Among the factors that gave the sons of the gentry and clergy an advantage over their neighbours was their more widespread attendance and placement in grammar schools which gave access to the universities and thus initiated them into the ‘high culture’ of their Age. Of the two, the clergy were usually more educated than their gentry colleagues. While their neighbours in Appleby took an active part in religious prophesying, maintaining links with radical puritans at Ashby and exchanging books with kinsmen and neighbours of like mind, the parsons of Austrey remained orthodox and avoided dabbling in religious controversy.  Not much is known of their social origins or of their educational backgrounds, but most of them were Oxford men (unlike their Appleby counterparts who matriculated from Cambridge). The fact that the Austrey parsons owed their preferment to the crown may explain why they were drawn from more distant parts.  Two critical appointments were John Prior and John Shakespeare, vicars of Austrey during the Interregnum and early Restoration periods.  Prior who retained his position throughout the Civil War, Interregnum and Restoration, was a Magdalen man.  John Shakespeare, his successor in 1670, was the son of a Coventry merchant and graduate of St. John's College.

 

The local puritan clergy were a close-knit group who relied upon each other for religious support and book lending helped to consolidate these connections.  Thomas Walker, the rector of Grendon and Richard Latimer, vicar of Polesworth, were two neighbouring clerics who took part in these exchanges as shown, for example, in 1607 by Walker's bequest to Latimer of ‘one booke and my part of a booke which are both in his hands’. In the post-war period the circle widened to include ejected ministers like Richard Dowley at Orton, Richard Southwell, the curate of Wilnecote and Thomas Hill of the Lea Grange, also in Orton.

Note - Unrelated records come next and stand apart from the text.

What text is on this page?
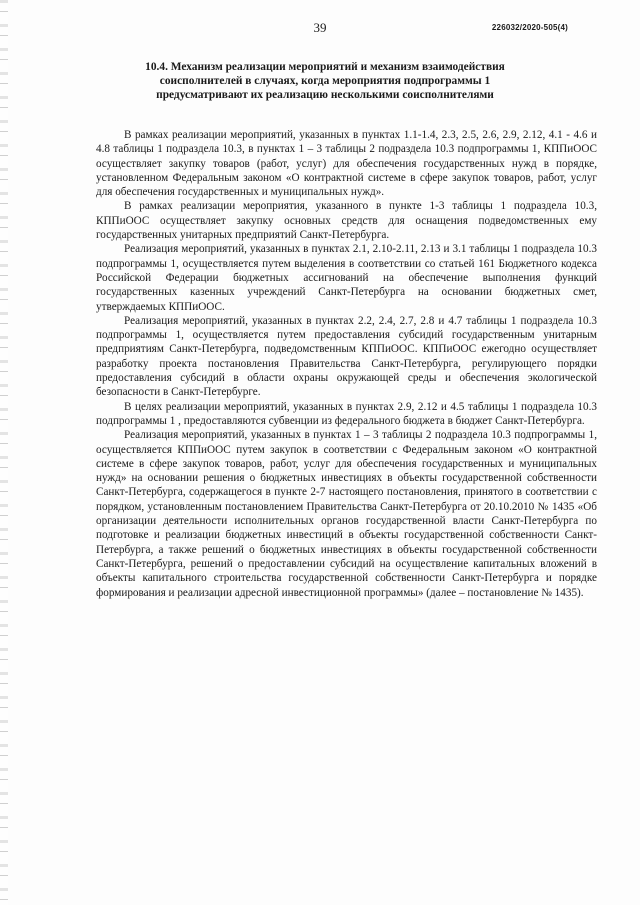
39	226032/2020-505(4)
10.4. Механизм реализации мероприятий и механизм взаимодействия соисполнителей в случаях, когда мероприятия подпрограммы 1 предусматривают их реализацию несколькими соисполнителями

В рамках реализации мероприятий, указанных в пунктах 1.1-1.4, 2.3, 2.5, 2.6, 2.9, 2.12, 4.1 - 4.6 и 4.8 таблицы 1 подраздела 10.3, в пунктах 1 – 3 таблицы 2 подраздела 10.3 подпрограммы 1, КППиООС осуществляет закупку товаров (работ, услуг) для обеспечения государственных нужд в порядке, установленном Федеральным законом «О контрактной системе в сфере закупок товаров, работ, услуг для обеспечения государственных и муниципальных нужд».

В рамках реализации мероприятия, указанного в пункте 1-3 таблицы 1 подраздела 10.3, КППиООС осуществляет закупку основных средств для оснащения подведомственных ему государственных унитарных предприятий Санкт-Петербурга.

Реализация мероприятий, указанных в пунктах 2.1, 2.10-2.11, 2.13 и 3.1 таблицы 1 подраздела 10.3 подпрограммы 1, осуществляется путем выделения в соответствии со статьей 161 Бюджетного кодекса Российской Федерации бюджетных ассигнований на обеспечение выполнения функций государственных казенных учреждений Санкт-Петербурга на основании бюджетных смет, утверждаемых КППиООС.

Реализация мероприятий, указанных в пунктах 2.2, 2.4, 2.7, 2.8 и 4.7 таблицы 1 подраздела 10.3 подпрограммы 1, осуществляется путем предоставления субсидий государственным унитарным предприятиям Санкт-Петербурга, подведомственным КППиООС. КППиООС ежегодно осуществляет разработку проекта постановления Правительства Санкт-Петербурга, регулирующего порядки предоставления субсидий в области охраны окружающей среды и обеспечения экологической безопасности в Санкт-Петербурге.

В целях реализации мероприятий, указанных в пунктах 2.9, 2.12 и 4.5 таблицы 1 подраздела 10.3 подпрограммы 1 , предоставляются субвенции из федерального бюджета в бюджет Санкт-Петербурга.

Реализация мероприятий, указанных в пунктах 1 – 3 таблицы 2 подраздела 10.3 подпрограммы 1, осуществляется КППиООС путем закупок в соответствии с Федеральным законом «О контрактной системе в сфере закупок товаров, работ, услуг для обеспечения государственных и муниципальных нужд» на основании решения о бюджетных инвестициях в объекты государственной собственности Санкт-Петербурга, содержащегося в пункте 2-7 настоящего постановления, принятого в соответствии с порядком, установленным постановлением Правительства Санкт-Петербурга от 20.10.2010 № 1435 «Об организации деятельности исполнительных органов государственной власти Санкт-Петербурга по подготовке и реализации бюджетных инвестиций в объекты государственной собственности Санкт-Петербурга, а также решений о бюджетных инвестициях в объекты государственной собственности Санкт-Петербурга, решений о предоставлении субсидий на осуществление капитальных вложений в объекты капитального строительства государственной собственности Санкт-Петербурга и порядке формирования и реализации адресной инвестиционной программы» (далее – постановление № 1435).
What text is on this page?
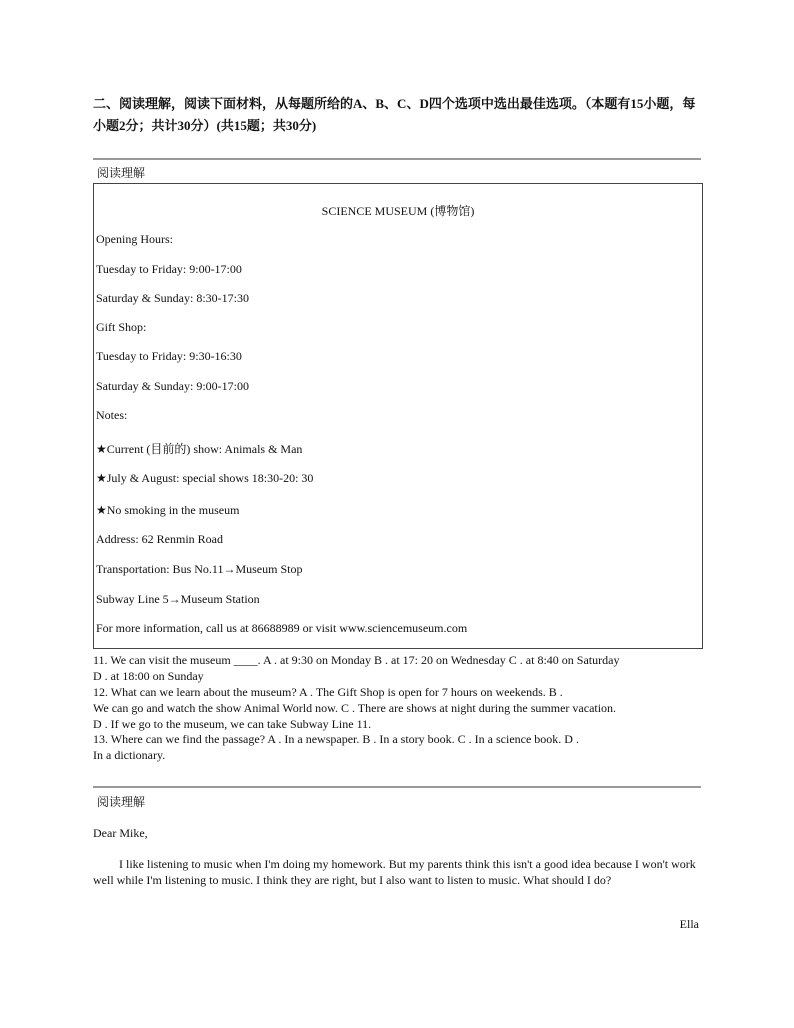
二、阅读理解，阅读下面材料，从每题所给的A、B、C、D四个选项中选出最佳选项。（本题有15小题，每小题2分；共计30分）(共15题；共30分)
阅读理解
SCIENCE MUSEUM (博物馆)
Opening Hours:
Tuesday to Friday: 9:00-17:00
Saturday & Sunday: 8:30-17:30
Gift Shop:
Tuesday to Friday: 9:30-16:30
Saturday & Sunday: 9:00-17:00
Notes:
★Current (目前的) show: Animals & Man
★July & August: special shows 18:30-20: 30
★No smoking in the museum
Address: 62 Renmin Road
Transportation: Bus No.11→Museum Stop
Subway Line 5→Museum Station
For more information, call us at 86688989 or visit www.sciencemuseum.com
11. We can visit the museum ____. A . at 9:30 on Monday B . at 17: 20 on Wednesday C . at 8:40 on Saturday
D . at 18:00 on Sunday
12. What can we learn about the museum? A . The Gift Shop is open for 7 hours on weekends. B .
We can go and watch the show Animal World now. C . There are shows at night during the summer vacation.
D . If we go to the museum, we can take Subway Line 11.
13. Where can we find the passage? A . In a newspaper. B . In a story book. C . In a science book. D .
In a dictionary.
阅读理解
Dear Mike,
I like listening to music when I'm doing my homework. But my parents think this isn't a good idea because I won't work well while I'm listening to music. I think they are right, but I also want to listen to music. What should I do?
Ella
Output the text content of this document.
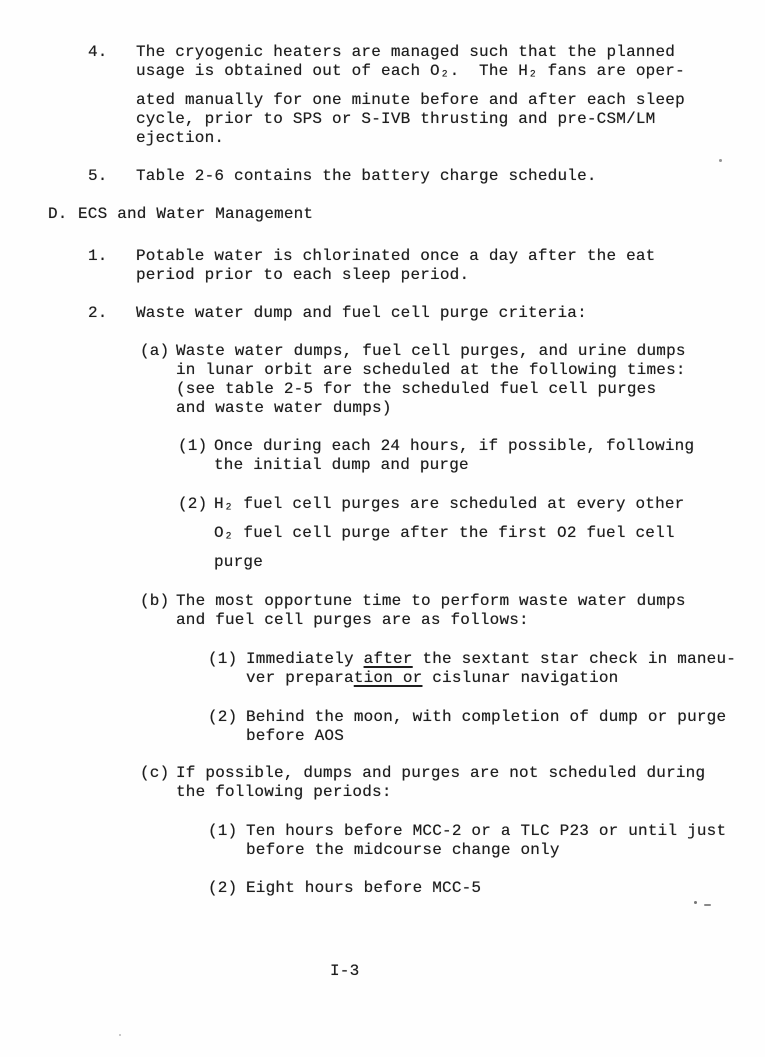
4.	The cryogenic heaters are managed such that the planned
usage is obtained out of each O₂.  The H₂ fans are oper-
ated manually for one minute before and after each sleep
cycle, prior to SPS or S-IVB thrusting and pre-CSM/LM
ejection.
5.	Table 2-6 contains the battery charge schedule.
D. ECS and Water Management
1.	Potable water is chlorinated once a day after the eat
period prior to each sleep period.
2.	Waste water dump and fuel cell purge criteria:
(a) Waste water dumps, fuel cell purges, and urine dumps
in lunar orbit are scheduled at the following times:
(see table 2-5 for the scheduled fuel cell purges
and waste water dumps)
(1) Once during each 24 hours, if possible, following
the initial dump and purge
(2) H₂ fuel cell purges are scheduled at every other
O₂ fuel cell purge after the first O2 fuel cell
purge
(b) The most opportune time to perform waste water dumps
and fuel cell purges are as follows:
(1) Immediately after the sextant star check in maneu-
ver preparation or cislunar navigation
(2) Behind the moon, with completion of dump or purge
before AOS
(c) If possible, dumps and purges are not scheduled during
the following periods:
(1) Ten hours before MCC-2 or a TLC P23 or until just
before the midcourse change only
(2) Eight hours before MCC-5
I-3
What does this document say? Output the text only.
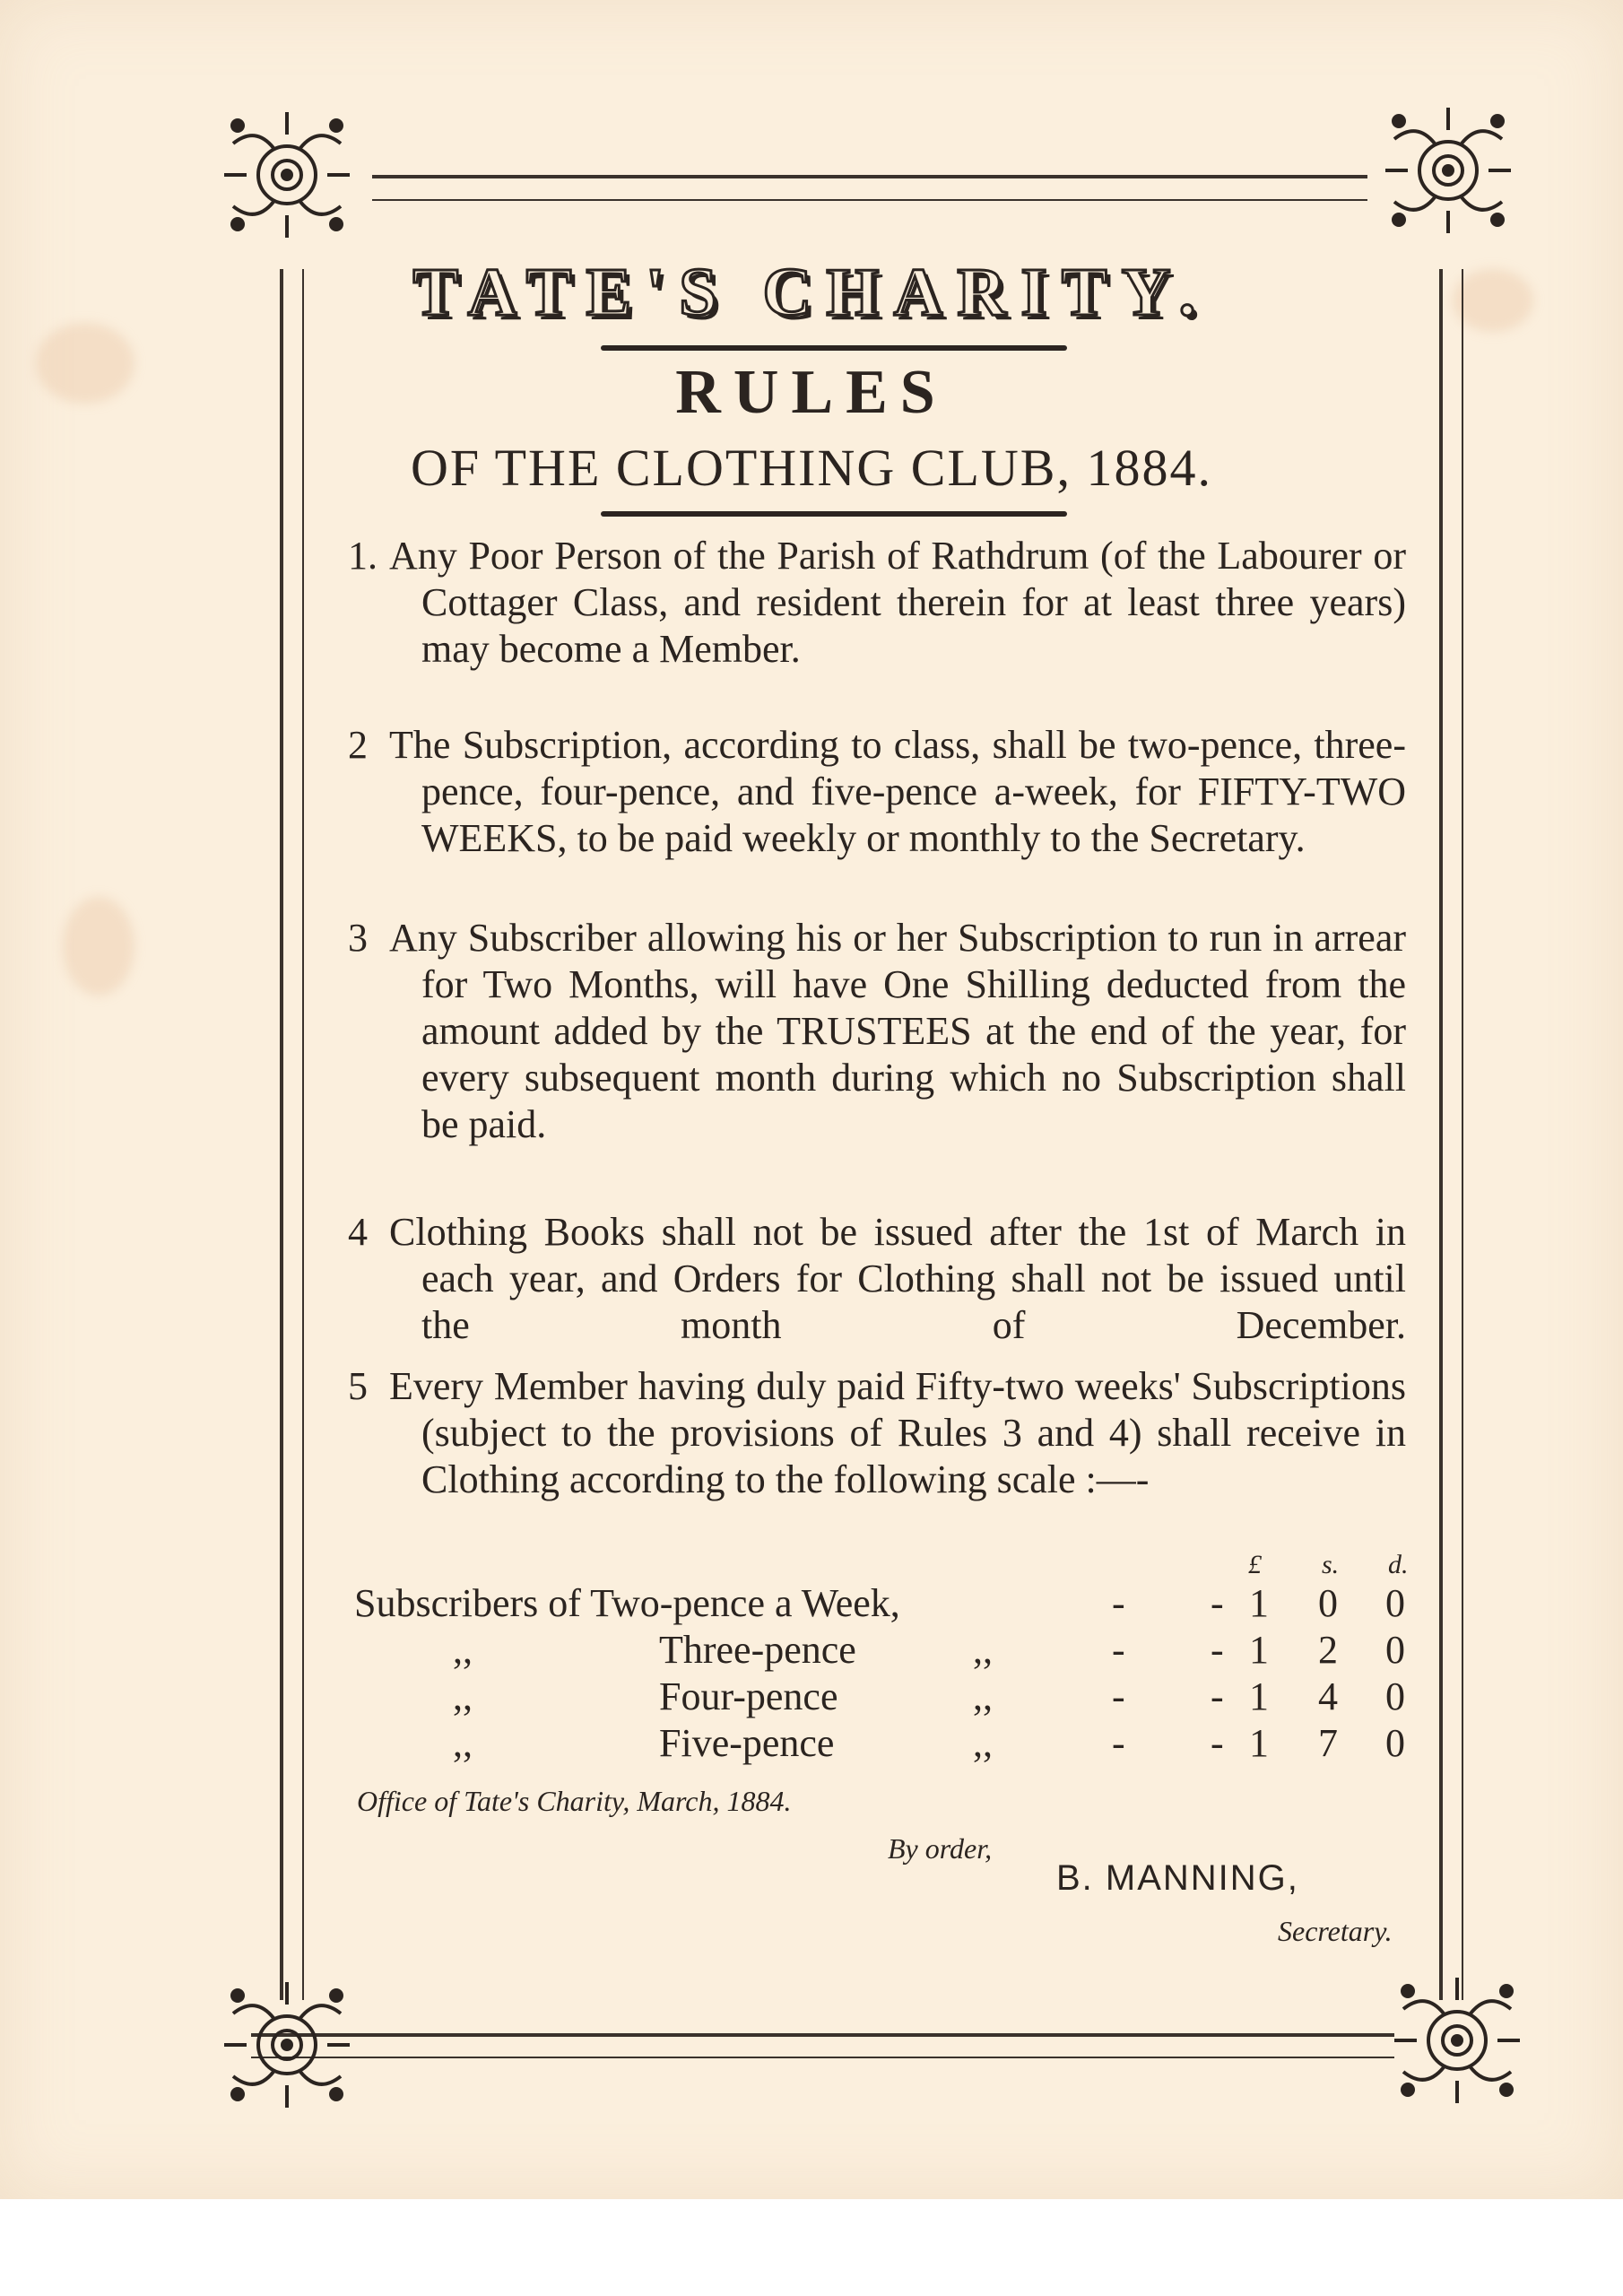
TATE'S CHARITY.
RULES
OF THE CLOTHING CLUB, 1884.
1. Any Poor Person of the Parish of Rathdrum (of the Labourer or Cottager Class, and resident therein for at least three years) may become a Member.
2 The Subscription, according to class, shall be two-pence, three-pence, four-pence, and five-pence a-week, for FIFTY-TWO WEEKS, to be paid weekly or monthly to the Secretary.
3 Any Subscriber allowing his or her Subscription to run in arrear for Two Months, will have One Shilling deducted from the amount added by the TRUSTEES at the end of the year, for every subsequent month during which no Subscription shall be paid.
4 Clothing Books shall not be issued after the 1st of March in each year, and Orders for Clothing shall not be issued until the month of December.
5 Every Member having duly paid Fifty-two weeks' Subscriptions (subject to the provisions of Rules 3 and 4) shall receive in Clothing according to the following scale :—-
£ s. d.
Subscribers of Two-pence a Week,	- - 1 0 0
,,	Three-pence	,,	- - 1 2 0
,,	Four-pence	,,	- - 1 4 0
,,	Five-pence	,,	- - 1 7 0
Office of Tate's Charity, March, 1884.
By order,
B. MANNING,
Secretary.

Hill, who drew up wills for some of the Austrey residents was also a keen scholar, ‘a man of profound learning’ equally proficient in Latin, Greek and Hebrew.

 

Sources and Notes

 

J. Brinsley, Ludus Literarius: or the Grammar Schoole (London, 1612);

For the use of Ashby to promote Puritanism see C. Cross, Puritan Earl, 133-5, 139-40; Gilby himself published an edition of Calvin's Commentaries in 1570. A.L. Hughes, ‘County community’ thesis, pp. 56-7. Latimer was drawn into this local clerical network despite being denounced by the puritans in 1586 as a ‘dumbe-dog’: See R. O'Day, The English Clergy, 163-4, 169.  Poverty is put forward as a possible reason why some parsons were prevented from acquiring a good library as evinced, for example, in John Eachard’s ‘study of a few scurvy books’, The Grounds and Occasions of the Contempt of the Clergy and Religion, (1670), 102.

J. Foster, Alumni Oxoniensis, The Members of the University of Oxford, 1500-1714 (Oxford, 1891) IV, 1338.

Thomas Hill’s involvement in S. Palmer, The Nonconformists Memorial (London, 1803) III, pp. 347-9.